Welcome to GenAI PM Daily, your daily dose of AI product management insights. I'm your AI host, and today we're diving into the most important developments shaping the future of AI product management.
First on the product launch front, Claude Code celebrated its first birthday this week. Anthropic’s Boris Cherny marked the milestone and thanked the community for their support. Meanwhile, Claire Vo unveiled a new tool codenamed noodle—available on desktop, web, and via command-line—built on Claude AI and deployed on Railway to streamline multi-platform workflows.
In tooling news, Anthropic rolled out advanced tool calling. Jason Zhou detailed how programmatic tool invocation, dynamic filtering for web fetches, and deferred loading can slash token usage by up to half. Meanwhile, Claire Vo shared a security audit for OpenClaw, advocating a zero-permission default and manual key rotation to prevent unintended behaviors.

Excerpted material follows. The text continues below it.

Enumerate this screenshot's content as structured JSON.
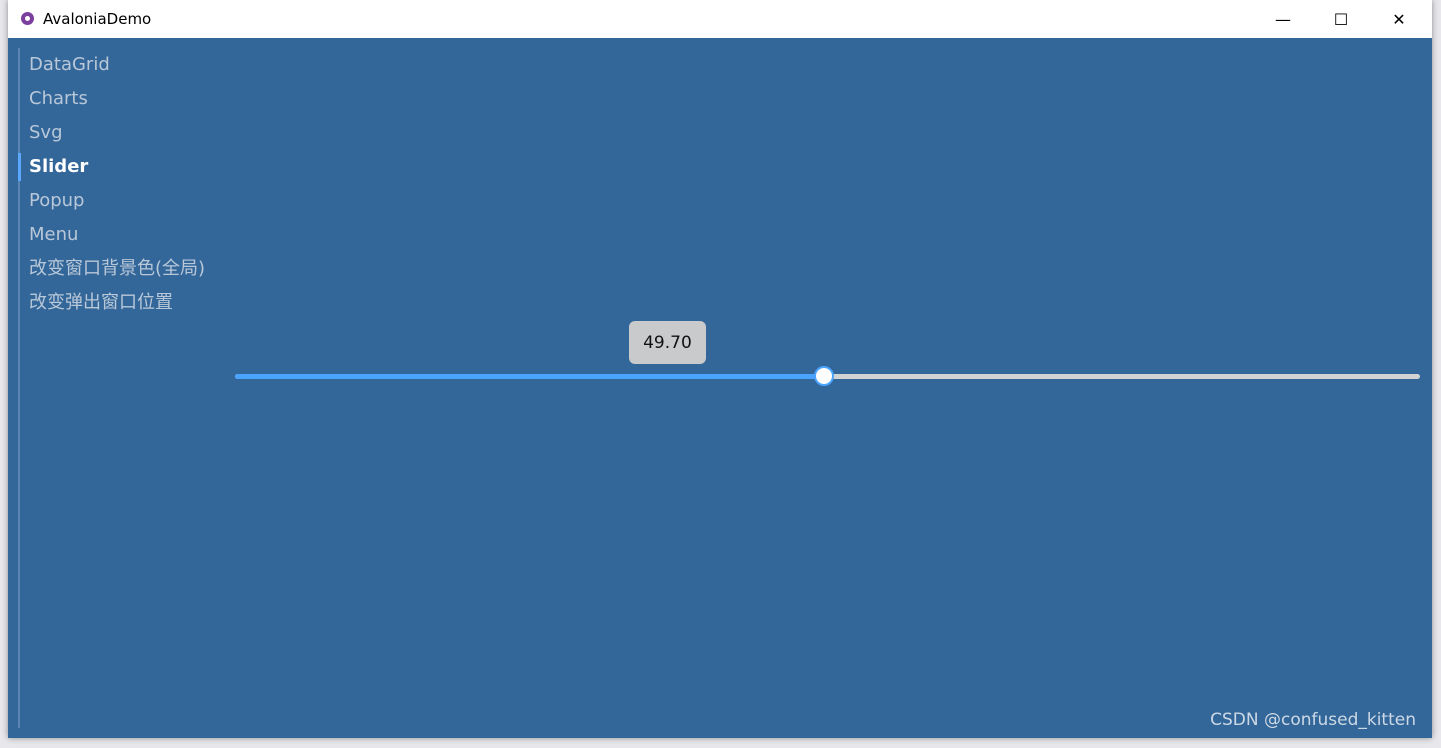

On the prototyping front, Peter Yang highlighted Nat Eliason’s OpenClaw agent Felix, which built a website, integrated Stripe, and pulled in over $14,700 in three weeks. A YouTube dive shows Felix generated $3,596 in four days on felixcraft.ai, plus roughly $80,000 in crypto fees. Felix relies on a three-layer memory system using Shopify’s QMD for long-term context, parallel chats for speed, secure API connections with Vercel and GitHub, and cron jobs to consolidate memory and monitor performance.
Carl Vellotti launched six free AI PM courses embedded in tools like OpenClaw, Claude Code, Claude Cowork, Cursor and Antigravity. Each module uses hands-on demos, runs three hours and includes access to a 25,000-member Full Stack PM community for briefs, Q&A and peer support.
Shifting to strategy, Julien Chaumond named human brain plasticity to AI as the skill of the year for 2026, urging PMs to blend domain expertise with adaptive, AI-driven workflows. Separately, content strategist Santiago warned that the economics of content creation are broken—creators build the training data, AI companies monetize it, then creators pay to reuse their own work.
In best practices, Marc Baselga outlined Millie’s two-tier review for PM-written code: minor UI tweaks go through standard approvals, while major features stay in sandbox until engineers sign off on scalability and security, keeping accountability uniform.
In industry headlines, Yann LeCun argued that science announcements find more traction on LinkedIn and Facebook, calling Twitter lost for science. And Sebastian Raschka highlighted the networking value of open source conferences for connecting with fellow builders.
That's a wrap on today's GenAI PM Daily. Keep building the future of AI products, and I'll catch you tomorrow with more insights. Until then, stay curious!